Homeownership Gains During the 1990s: Composition
Effects and Rate Effects (January 2005, 83 p.)
Homeownership rates are like income – both the level
and the distribution matter.
Inequalities persist in homeownership rates. The rate for
Non-Hispanic Whites exceeds the rates for non-Hispanic Blacks,
Hispanics, and non-Hispanic Other, by 15 to 30 percentage
points. The likelihood of being a homeowner increases directly
with income so that very high income households are 10 to
45 percentage points more likely to be homeowners than households
in other income classes. Central city households have a homeownership
rate that lags behind households living outside central cities
by more than 20 percentage points.
Out of concern about these “gaps”, the Department
of Housing and Urban Development (HUD) has sponsored a series
of research studies.
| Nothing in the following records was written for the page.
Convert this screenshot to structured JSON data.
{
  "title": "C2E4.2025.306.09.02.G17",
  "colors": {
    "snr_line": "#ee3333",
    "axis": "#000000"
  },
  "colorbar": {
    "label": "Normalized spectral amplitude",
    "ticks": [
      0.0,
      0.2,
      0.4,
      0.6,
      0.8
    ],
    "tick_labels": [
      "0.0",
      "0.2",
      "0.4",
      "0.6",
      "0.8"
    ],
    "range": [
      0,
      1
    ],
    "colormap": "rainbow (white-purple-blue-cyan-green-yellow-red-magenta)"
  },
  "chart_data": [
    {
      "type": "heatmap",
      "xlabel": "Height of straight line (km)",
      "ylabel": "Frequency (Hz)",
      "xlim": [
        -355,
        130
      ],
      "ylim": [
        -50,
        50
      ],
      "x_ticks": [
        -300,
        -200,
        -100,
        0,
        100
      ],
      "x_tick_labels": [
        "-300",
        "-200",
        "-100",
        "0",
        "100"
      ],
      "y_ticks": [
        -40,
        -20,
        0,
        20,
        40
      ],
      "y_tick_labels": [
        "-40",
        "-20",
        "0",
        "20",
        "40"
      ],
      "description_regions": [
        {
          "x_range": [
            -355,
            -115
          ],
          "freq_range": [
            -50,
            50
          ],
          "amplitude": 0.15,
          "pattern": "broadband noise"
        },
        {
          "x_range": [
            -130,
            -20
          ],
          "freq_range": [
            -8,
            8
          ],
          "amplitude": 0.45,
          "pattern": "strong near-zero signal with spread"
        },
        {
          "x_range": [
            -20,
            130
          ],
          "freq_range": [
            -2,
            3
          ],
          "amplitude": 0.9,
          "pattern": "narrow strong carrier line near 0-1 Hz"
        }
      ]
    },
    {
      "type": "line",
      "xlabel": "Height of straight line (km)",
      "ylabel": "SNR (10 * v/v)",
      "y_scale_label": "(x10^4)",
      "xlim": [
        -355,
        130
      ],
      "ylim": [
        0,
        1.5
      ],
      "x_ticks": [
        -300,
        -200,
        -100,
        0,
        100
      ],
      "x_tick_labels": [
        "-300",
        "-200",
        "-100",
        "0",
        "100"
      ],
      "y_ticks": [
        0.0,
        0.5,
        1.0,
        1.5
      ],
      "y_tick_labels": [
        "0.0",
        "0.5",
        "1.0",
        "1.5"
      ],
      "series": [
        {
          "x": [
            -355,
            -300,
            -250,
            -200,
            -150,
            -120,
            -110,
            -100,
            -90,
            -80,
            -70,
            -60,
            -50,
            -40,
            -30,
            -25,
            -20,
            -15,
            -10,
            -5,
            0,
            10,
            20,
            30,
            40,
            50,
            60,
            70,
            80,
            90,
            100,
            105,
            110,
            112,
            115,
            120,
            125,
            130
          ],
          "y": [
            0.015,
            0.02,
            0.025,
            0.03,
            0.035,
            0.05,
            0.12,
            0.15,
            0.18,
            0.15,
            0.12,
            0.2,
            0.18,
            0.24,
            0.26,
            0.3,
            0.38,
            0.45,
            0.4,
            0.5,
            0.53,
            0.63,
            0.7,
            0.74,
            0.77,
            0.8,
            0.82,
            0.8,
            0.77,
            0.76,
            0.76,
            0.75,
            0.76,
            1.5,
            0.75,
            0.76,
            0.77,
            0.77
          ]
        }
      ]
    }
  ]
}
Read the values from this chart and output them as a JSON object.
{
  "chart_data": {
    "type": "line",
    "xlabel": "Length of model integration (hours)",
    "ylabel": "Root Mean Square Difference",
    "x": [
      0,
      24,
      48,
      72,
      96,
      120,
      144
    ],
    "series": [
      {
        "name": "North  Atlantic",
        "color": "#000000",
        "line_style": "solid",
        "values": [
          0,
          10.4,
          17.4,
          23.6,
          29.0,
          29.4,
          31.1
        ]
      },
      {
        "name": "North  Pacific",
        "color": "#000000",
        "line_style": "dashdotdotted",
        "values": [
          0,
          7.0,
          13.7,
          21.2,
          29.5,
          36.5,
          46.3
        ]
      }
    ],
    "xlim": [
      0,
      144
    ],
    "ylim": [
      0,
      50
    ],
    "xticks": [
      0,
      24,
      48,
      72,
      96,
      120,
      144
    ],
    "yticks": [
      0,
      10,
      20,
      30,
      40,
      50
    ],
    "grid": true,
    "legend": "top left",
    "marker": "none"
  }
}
This paper is one of these studies; its
goal is to determine whether the progress made during the
1990’s represents a real improvement in homeownership
rates or is only the manifestation of expected demographic
trends. The policy reason for looking at the effects of demographics
on the national homeownership rate is to determine whether
the prospects of a household in 2000 for becoming a homeowner
are better than those of a similarly defined household in
1990.
Using data from the 1990 and 2000 decennial censuses, the
paper distinguishes between changes in homeownership rates
that result from changes in the composition of the population
from changes that result from improved homeownership opportunities.
The analysis concludes that the growth in the national homeownership
rate between 1990 and 2000 was predominately due to widespread
increases in homeownership rates throughout the various components
of the population. In general, the prospects of a household
in 2000 for becoming a homeowner were better than those of
a similarly defined household in 1990.